To assemble a chunk of code, we set riscv.awk
into assemble
mode, which
will cause it begin interpreting further lines of input as assembly
instructions, to be assembled and inserted sequentially into memory starting at
0x0
. Let’s look at an example:
$ cat directives.txt
mode assemble
# this program sums the numbers 0 ... 10
addi x10 x0 0 # i = 0
addi x11 x0 10 # k = 10
addi x12 x0 0 # n = 0
loop:
add x12 x12 x10 # n += i
addi x10 x10 1 # i++
bge x11 x10 loop # if (k >= i) { goto loop; }
# exit assemble mode
mode normal
# resolve the jump
resolve our branch target
# dump the contents of memory, so we can see the result of assembling our
# program
dump
# run the program and print the resulting value of n in register 12
step 100
rpeek 12
$ awk -f riscv.awk < directives.txt
# BEGINNING OF RISCV.AWK DUMP
pcpoke 0x00000000
poke 0x00000000 0x00000513 # 0x00000513: ADDI x10 x0 0
poke 0x00000004 0x00a00593 # 0x00a00593: ADDI x11 x0 10
poke 0x00000008 0x00000613 # 0x00000613: ADDI x12 x0 0
poke 0x0000000c 0x00a60633 # 0x00a60633: ADD x12 x12 x10
poke 0x00000010 0x00150513 # 0x00150513: ADDI x10 x10 1
poke 0x00000014 0xfea5dce3 # 0xfea5dce3: BGE x11 x10 0xfffffff8
# END OF RISCV.AWK DUMP
0x00000037
As you can see, the program is assembled and placed in memory address 0, and
the branch target for the bge
instruction is resolved to -8
.
Conclusion
This has been a high-level overview of what goes into writing a basic CPU simulator, using my own RV32I simulator written in AWK as a case study. If you want more, I would suggest reading the source code for yourself; I have tried to comment it well and to structure it clearly, so I hope it will be easy to follow.
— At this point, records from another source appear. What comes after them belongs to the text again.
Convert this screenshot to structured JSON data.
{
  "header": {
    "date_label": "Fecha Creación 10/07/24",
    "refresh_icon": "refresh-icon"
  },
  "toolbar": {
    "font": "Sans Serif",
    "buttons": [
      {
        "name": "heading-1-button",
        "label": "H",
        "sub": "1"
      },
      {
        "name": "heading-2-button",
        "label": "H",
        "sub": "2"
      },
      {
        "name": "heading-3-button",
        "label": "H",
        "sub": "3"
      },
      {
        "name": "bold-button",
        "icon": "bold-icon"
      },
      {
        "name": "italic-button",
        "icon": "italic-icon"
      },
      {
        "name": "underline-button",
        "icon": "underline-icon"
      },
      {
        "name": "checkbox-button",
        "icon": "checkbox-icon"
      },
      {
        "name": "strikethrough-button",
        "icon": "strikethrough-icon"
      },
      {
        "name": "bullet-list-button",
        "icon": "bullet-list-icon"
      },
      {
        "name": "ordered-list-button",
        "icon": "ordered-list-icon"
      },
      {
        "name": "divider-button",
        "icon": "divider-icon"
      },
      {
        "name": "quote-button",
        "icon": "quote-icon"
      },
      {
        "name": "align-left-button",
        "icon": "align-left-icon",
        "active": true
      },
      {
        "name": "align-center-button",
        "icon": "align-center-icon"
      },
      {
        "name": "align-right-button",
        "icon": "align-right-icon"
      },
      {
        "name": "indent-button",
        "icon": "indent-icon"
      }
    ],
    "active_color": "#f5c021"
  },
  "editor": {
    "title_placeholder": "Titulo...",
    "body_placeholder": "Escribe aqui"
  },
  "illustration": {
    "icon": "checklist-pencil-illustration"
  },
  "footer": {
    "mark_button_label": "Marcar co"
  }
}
I found AWK to be a surprisingly pleasant language in which to tackle this project, and it turned out easier than I expected. That said, I wouldn’t suggest using this code in production, as I’ve left a lot of things you would want from a real CPU simulator out, such as interrupts and exceptions. Although AWK wasn’t bad for this purpose, Python, Go, or even C would have produced an easier to extend codebase that would be easier to integrate into other projects as a library.